I don't know if I've ever been as skeptical of the legitimacy of a DVD release than I was while watching You Really Got Me: The Story of The Kinks. Now, I've seen some unsanctioned documentaries on iconic bands in my time, but if the disc was commercially sold in stores and on website, I was always pretty certain that its distributer operated in within the bounds of copyright law--either by not using the band's music or by legitimately licensing what they did use.
And ABC Entertainment must have gone through the normal licensing channels when releasing this sorry excuse for a documentary. Otherwise major retailers like Amazon wouldn't stock it. DVD Talk probably wouldn't receive screeners either. But there were several reasons to suspect something shady was going on:
1. The picture quality of the footage was terrible. Like a video taped off TV. Surely if there were rights involved, they wouldn't have to add letterbox bars to mask part of the image and see TV station IDs (see the video quality section).
2. The filmmakers had absolutely nothing to say about The Kinks. The awkwardly read voice-over provides little insight that couldn't be found in the band's Wikipedia entry. It tells us that so-and-so left or joined the band after this or that album, but stops short of giving us any sense of the personalities and styles of these musicians.
3. Making matters worse, the footage generally isn't even from the era in question. Most of the performance come from but from a couple concerts, at least one of which can be seen on DVD elsewhere. So the film might bring up a song the band played in the '60s, but show it performed in the '80s (without ever offering the year of the performance). There are also some music videos, most of which come at the end of band's career and make the sloppy, disorganized structure feel even more lopsided.
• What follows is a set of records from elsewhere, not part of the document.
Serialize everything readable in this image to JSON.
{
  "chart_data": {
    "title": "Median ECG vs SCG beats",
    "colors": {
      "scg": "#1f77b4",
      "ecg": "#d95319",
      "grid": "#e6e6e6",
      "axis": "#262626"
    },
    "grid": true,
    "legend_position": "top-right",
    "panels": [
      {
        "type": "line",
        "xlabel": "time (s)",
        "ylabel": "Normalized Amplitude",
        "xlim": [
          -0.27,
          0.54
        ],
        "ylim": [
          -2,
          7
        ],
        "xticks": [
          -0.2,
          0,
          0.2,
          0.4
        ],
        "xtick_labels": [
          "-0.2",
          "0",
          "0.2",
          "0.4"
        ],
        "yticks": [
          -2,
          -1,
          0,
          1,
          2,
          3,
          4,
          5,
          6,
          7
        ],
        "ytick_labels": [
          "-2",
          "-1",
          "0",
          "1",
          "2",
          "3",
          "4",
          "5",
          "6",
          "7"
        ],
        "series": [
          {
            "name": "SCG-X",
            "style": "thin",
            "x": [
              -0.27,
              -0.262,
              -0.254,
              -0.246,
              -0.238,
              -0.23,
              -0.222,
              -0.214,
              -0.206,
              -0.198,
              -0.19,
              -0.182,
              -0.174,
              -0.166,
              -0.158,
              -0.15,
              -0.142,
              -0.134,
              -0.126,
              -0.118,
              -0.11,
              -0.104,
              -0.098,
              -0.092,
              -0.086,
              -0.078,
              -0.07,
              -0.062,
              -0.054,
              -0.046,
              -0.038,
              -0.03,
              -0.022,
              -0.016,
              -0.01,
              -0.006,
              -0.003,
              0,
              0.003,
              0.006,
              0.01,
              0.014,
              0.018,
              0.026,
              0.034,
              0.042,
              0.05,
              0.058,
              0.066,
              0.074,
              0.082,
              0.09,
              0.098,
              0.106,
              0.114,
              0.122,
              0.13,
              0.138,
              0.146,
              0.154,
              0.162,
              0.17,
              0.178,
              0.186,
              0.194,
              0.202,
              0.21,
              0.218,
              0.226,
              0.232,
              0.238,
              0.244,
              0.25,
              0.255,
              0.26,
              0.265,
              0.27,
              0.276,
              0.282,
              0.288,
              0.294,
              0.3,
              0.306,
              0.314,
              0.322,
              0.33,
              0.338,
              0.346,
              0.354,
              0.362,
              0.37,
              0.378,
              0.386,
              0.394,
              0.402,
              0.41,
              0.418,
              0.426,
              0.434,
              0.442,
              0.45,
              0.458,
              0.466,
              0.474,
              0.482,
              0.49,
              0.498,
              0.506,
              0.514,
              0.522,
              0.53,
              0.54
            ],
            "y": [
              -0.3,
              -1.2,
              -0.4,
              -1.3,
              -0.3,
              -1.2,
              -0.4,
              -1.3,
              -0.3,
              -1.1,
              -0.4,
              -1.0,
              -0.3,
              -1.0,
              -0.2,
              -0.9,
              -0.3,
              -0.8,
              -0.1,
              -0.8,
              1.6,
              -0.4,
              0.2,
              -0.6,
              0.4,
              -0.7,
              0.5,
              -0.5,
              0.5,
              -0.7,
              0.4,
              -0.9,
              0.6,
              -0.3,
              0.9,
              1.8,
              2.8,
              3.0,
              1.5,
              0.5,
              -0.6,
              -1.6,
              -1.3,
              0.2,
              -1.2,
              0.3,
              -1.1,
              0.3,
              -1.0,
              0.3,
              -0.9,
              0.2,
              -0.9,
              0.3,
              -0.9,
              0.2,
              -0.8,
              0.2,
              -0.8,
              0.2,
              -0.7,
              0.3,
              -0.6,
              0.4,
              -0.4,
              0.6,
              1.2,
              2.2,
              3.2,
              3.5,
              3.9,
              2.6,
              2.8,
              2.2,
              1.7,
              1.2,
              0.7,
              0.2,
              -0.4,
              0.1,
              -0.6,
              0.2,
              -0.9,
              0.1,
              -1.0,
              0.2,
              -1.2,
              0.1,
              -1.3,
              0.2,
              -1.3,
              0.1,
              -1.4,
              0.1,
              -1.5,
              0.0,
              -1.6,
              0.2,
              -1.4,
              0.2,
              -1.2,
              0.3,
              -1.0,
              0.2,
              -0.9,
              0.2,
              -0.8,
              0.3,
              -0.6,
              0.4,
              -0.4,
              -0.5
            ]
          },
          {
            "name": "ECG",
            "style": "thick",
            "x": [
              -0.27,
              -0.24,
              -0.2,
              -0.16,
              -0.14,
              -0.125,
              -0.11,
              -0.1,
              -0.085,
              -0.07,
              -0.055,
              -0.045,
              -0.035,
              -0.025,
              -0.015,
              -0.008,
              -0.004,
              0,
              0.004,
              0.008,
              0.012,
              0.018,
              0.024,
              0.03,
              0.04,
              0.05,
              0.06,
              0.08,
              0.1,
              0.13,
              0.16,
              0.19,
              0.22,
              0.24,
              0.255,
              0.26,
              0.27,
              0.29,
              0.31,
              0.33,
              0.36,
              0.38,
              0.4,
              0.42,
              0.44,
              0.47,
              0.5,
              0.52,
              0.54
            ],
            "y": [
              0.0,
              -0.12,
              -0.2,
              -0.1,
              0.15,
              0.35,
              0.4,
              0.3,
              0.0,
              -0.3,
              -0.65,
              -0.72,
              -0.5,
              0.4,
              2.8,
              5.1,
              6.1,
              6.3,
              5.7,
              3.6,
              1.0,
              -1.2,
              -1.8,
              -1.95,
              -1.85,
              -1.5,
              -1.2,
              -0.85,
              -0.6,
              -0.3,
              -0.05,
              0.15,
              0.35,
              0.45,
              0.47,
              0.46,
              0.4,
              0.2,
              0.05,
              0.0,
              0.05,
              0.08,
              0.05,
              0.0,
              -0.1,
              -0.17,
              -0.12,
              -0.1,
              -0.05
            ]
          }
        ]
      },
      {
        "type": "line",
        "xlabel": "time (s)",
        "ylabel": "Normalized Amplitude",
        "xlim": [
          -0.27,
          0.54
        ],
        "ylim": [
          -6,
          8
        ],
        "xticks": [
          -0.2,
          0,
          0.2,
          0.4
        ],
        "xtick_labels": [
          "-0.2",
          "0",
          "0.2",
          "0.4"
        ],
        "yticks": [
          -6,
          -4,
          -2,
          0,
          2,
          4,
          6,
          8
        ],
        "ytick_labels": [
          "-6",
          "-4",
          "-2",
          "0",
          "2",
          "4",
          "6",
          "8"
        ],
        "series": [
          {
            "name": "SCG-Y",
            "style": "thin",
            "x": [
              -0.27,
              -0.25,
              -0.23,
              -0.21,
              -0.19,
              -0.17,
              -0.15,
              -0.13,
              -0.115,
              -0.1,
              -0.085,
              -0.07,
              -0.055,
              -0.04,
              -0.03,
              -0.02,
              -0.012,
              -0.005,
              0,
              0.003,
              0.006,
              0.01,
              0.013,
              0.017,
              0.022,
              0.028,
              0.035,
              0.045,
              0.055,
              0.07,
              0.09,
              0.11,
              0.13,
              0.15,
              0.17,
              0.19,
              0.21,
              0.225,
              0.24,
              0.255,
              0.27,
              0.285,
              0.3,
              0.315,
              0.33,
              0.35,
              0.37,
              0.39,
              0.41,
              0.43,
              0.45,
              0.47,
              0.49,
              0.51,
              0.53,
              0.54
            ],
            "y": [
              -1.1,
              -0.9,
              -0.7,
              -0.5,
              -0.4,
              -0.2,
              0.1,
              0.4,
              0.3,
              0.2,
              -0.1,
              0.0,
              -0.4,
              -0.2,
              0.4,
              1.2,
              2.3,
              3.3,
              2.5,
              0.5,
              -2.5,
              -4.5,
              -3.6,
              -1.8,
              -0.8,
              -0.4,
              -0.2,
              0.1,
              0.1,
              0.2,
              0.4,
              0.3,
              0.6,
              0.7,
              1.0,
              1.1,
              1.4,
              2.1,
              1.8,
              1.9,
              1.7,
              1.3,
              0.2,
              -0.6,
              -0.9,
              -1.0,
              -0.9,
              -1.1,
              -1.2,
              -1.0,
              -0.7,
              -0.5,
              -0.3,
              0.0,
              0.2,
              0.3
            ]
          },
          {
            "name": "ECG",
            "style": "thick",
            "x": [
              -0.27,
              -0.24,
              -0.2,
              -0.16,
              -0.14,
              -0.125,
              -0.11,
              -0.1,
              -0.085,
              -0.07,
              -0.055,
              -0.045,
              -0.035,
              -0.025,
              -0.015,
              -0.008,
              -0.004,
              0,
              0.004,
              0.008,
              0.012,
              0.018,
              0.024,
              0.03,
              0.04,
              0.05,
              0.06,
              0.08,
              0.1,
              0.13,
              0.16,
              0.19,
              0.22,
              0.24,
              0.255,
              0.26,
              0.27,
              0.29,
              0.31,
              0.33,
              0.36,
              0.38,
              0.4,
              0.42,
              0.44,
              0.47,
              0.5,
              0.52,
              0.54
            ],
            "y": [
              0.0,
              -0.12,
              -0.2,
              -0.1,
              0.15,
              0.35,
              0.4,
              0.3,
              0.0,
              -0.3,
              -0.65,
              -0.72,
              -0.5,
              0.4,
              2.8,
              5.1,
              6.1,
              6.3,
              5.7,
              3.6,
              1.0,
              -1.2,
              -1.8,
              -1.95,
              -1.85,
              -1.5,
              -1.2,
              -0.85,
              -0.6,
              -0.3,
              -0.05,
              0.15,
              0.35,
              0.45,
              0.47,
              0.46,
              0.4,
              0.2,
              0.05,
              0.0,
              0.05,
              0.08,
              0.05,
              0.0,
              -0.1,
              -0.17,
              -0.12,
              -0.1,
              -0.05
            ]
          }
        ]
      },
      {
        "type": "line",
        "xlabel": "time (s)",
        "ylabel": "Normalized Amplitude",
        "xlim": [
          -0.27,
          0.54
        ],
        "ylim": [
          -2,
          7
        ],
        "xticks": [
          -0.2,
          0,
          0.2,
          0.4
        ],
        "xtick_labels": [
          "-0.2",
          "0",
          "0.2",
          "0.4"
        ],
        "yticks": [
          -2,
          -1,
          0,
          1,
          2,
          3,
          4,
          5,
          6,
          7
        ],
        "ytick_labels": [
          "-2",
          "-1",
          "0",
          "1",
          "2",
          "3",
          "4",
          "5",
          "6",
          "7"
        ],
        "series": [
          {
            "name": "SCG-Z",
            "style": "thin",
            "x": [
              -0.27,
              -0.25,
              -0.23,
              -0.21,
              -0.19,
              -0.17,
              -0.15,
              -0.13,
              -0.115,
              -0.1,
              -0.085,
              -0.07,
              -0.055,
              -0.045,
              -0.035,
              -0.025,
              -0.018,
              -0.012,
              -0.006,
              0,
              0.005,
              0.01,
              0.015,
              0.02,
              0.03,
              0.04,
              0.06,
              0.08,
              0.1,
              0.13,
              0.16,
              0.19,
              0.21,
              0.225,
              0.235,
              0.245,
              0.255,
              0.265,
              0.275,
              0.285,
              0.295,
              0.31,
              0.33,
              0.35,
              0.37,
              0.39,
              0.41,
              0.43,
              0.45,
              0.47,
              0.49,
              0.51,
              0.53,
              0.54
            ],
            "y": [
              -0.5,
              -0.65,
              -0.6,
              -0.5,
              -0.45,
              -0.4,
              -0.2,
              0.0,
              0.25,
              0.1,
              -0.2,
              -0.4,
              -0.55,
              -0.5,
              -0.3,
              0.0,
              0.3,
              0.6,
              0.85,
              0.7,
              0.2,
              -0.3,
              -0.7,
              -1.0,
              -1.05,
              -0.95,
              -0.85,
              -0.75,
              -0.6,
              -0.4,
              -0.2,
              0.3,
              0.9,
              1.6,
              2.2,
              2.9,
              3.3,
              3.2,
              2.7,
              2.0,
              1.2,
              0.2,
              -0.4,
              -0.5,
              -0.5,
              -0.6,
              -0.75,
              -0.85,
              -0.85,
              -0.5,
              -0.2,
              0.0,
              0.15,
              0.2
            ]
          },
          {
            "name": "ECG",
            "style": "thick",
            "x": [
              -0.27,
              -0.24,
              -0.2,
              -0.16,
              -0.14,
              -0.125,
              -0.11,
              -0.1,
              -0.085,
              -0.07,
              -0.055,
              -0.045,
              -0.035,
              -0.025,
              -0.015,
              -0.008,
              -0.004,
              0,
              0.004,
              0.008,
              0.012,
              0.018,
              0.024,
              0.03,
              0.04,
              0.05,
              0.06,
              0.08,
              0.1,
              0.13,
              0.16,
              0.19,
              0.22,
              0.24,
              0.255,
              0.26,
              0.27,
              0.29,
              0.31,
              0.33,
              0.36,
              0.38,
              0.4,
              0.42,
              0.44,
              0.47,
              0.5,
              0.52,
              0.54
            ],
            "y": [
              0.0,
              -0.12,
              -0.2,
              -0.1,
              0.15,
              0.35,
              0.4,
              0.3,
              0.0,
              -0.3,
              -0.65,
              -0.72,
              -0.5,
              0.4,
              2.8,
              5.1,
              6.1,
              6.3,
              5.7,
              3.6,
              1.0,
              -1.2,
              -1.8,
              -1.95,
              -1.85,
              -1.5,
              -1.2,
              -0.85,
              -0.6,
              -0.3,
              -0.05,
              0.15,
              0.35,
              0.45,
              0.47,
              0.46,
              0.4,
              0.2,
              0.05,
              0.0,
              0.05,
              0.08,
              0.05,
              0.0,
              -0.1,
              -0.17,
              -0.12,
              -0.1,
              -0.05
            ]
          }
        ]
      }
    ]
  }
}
At one point, the narrator talks about what a hit "Lola" was while another song plays in the background.
I can only imagine that a company had the rights to certain Kinks footage, and cynically set out to make a documentary that used that footage and only that footage, regardless of what was needed to make the movie worth watching.
I'd love to see a documentary that really studied the shifts in sound and band dynamics of these iconic British rockers, but to call this mis-mash a documentary is an insult to an artform that requires organization, skill and thought.
So this is the attitude that drove this DVD: "Make no effort to find quality materials, and if the footage is too shoddy to release as-is, attempt to trick the audience by depriving them a quarter of the screen."
Much of the footage comes from the concert film One for the Road, which was released on DVD with a 5.1 soundtrack that must sound and look better than the clips here. (No way it's worse).